I have a lot of female readers and some of them just love what I’m saying on the blog. And by love me I mean they get a little moist down below and they want their husbands to magically transform into the alpha beta hybrid I suggest. Then they throw this blog under their husband’s nose and generally beg him to start making changes.
It’s usually just a way of nagging him. Why won’t you go do this for me? Why can’t you just do that? I need you to blah blah blah. Why don’t you read Married Man Sex Life like I ask you to wah wah wah, Athol Kay is a very smart man and I chew through C batteries just thinking about him and if you did just some of what he said I might be happy in this relationship it’s all so easy he spells it out like a road map and you won’t ask for directions and I’m starting to think my mother was right about you and I’m not attracted to you anymore and you’re breaking my heart with all this.
So how is that working for you ladies?
It’s not working at all, is it.
So here’s my question to the wives that want the changes in their husband towards my alpha / beta hybrid.
Are you even reading the blog yourself?
Maybe you are the one that needs to learn the message of my blog.
You can’t really change him.
You can change you, and that change in you can cause changes in him.
Your relationship is becoming increasingly intolerable and you are talking to him about that, but you are taking no real action that makes it seem like the relationship really is becoming intolerable.

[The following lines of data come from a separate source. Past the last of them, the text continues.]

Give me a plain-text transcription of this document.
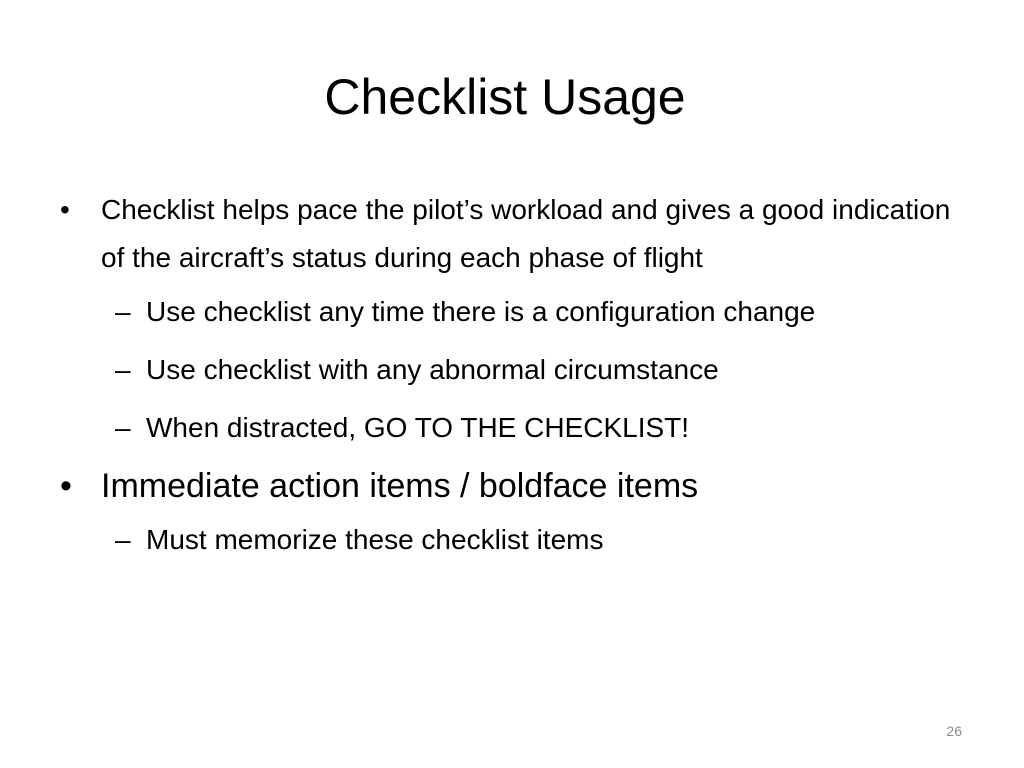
Checklist Usage
• Checklist helps pace the pilot’s workload and gives a good indication of the aircraft’s status during each phase of flight
– Use checklist any time there is a configuration change
– Use checklist with any abnormal circumstance
– When distracted, GO TO THE CHECKLIST!
• Immediate action items / boldface items
– Must memorize these checklist items
26
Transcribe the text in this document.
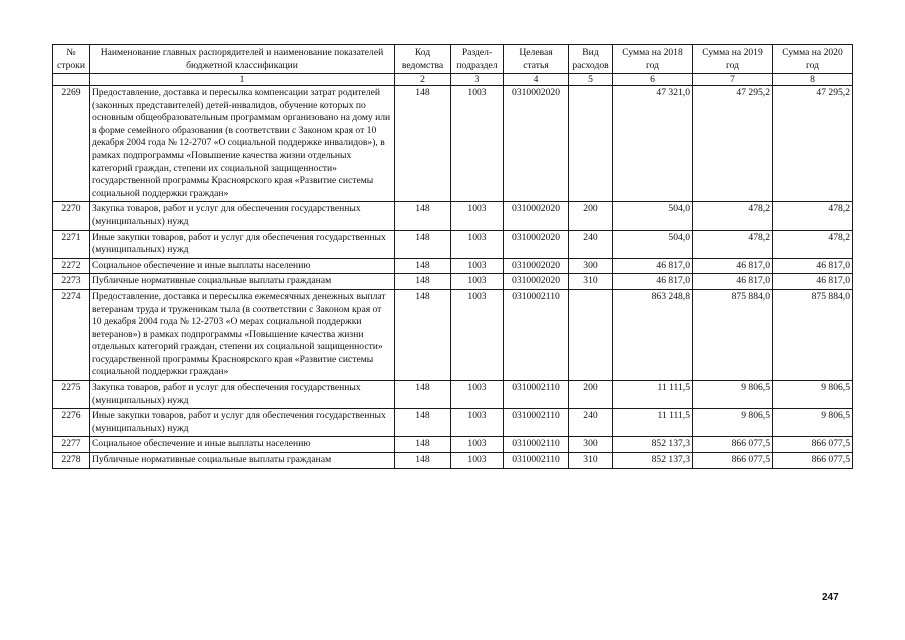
№ строки	Наименование главных распорядителей и наименование показателей бюджетной классификации	Код ведомства	Раздел-подраздел	Целевая статья	Вид расходов	Сумма на 2018 год	Сумма на 2019 год	Сумма на 2020 год
	1	2	3	4	5	6	7	8
2269	Предоставление, доставка и пересылка компенсации затрат родителей (законных представителей) детей-инвалидов, обучение которых по основным общеобразовательным программам организовано на дому или в форме семейного образования (в соответствии с Законом края от 10 декабря 2004 года № 12-2707 «О социальной поддержке инвалидов»), в рамках подпрограммы «Повышение качества жизни отдельных категорий граждан, степени их социальной защищенности» государственной программы Красноярского края «Развитие системы социальной поддержки граждан»	148	1003	0310002020		47 321,0	47 295,2	47 295,2
2270	Закупка товаров, работ и услуг для обеспечения государственных (муниципальных) нужд	148	1003	0310002020	200	504,0	478,2	478,2
2271	Иные закупки товаров, работ и услуг для обеспечения государственных (муниципальных) нужд	148	1003	0310002020	240	504,0	478,2	478,2
2272	Социальное обеспечение и иные выплаты населению	148	1003	0310002020	300	46 817,0	46 817,0	46 817,0
2273	Публичные нормативные социальные выплаты гражданам	148	1003	0310002020	310	46 817,0	46 817,0	46 817,0
2274	Предоставление, доставка и пересылка ежемесячных денежных выплат ветеранам труда и труженикам тыла (в соответствии с Законом края от 10 декабря 2004 года № 12-2703 «О мерах социальной поддержки ветеранов») в рамках подпрограммы «Повышение качества жизни отдельных категорий граждан, степени их социальной защищенности» государственной программы Красноярского края «Развитие системы социальной поддержки граждан»	148	1003	0310002110		863 248,8	875 884,0	875 884,0
2275	Закупка товаров, работ и услуг для обеспечения государственных (муниципальных) нужд	148	1003	0310002110	200	11 111,5	9 806,5	9 806,5
2276	Иные закупки товаров, работ и услуг для обеспечения государственных (муниципальных) нужд	148	1003	0310002110	240	11 111,5	9 806,5	9 806,5
2277	Социальное обеспечение и иные выплаты населению	148	1003	0310002110	300	852 137,3	866 077,5	866 077,5
2278	Публичные нормативные социальные выплаты гражданам	148	1003	0310002110	310	852 137,3	866 077,5	866 077,5
247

If your relationship was becoming really intolerable, you would be taking some kind of action towards addressing that which you find intolerable. Failing a positive response to what you addressed, then creating an exit plan to leave the relationship.
As an example – if the lack of him helping with chores was really intolerable like you say it is, you wouldn’t just follow him around the house bitching about it (talking) and still cleaning up after him (action). Your action is saying “it’s tolerable”. At some point you have to stop enabling the entire situation by your actions, and simply let whatever he didn’t do just pile up in a heap. That action says “I’m not going to do your work for you”.
You threatening divorce and yelling is just talk. You suddenly losing 30 pounds, dressing better and just starting to go to a mysterious place called “out”… that’s action.
Sending your husband to the blog is a good idea when he needs ideas, understanding and confidence. But if he already knows what he should be doing and the blog is just a secondary nagging system, it’s really not going to help.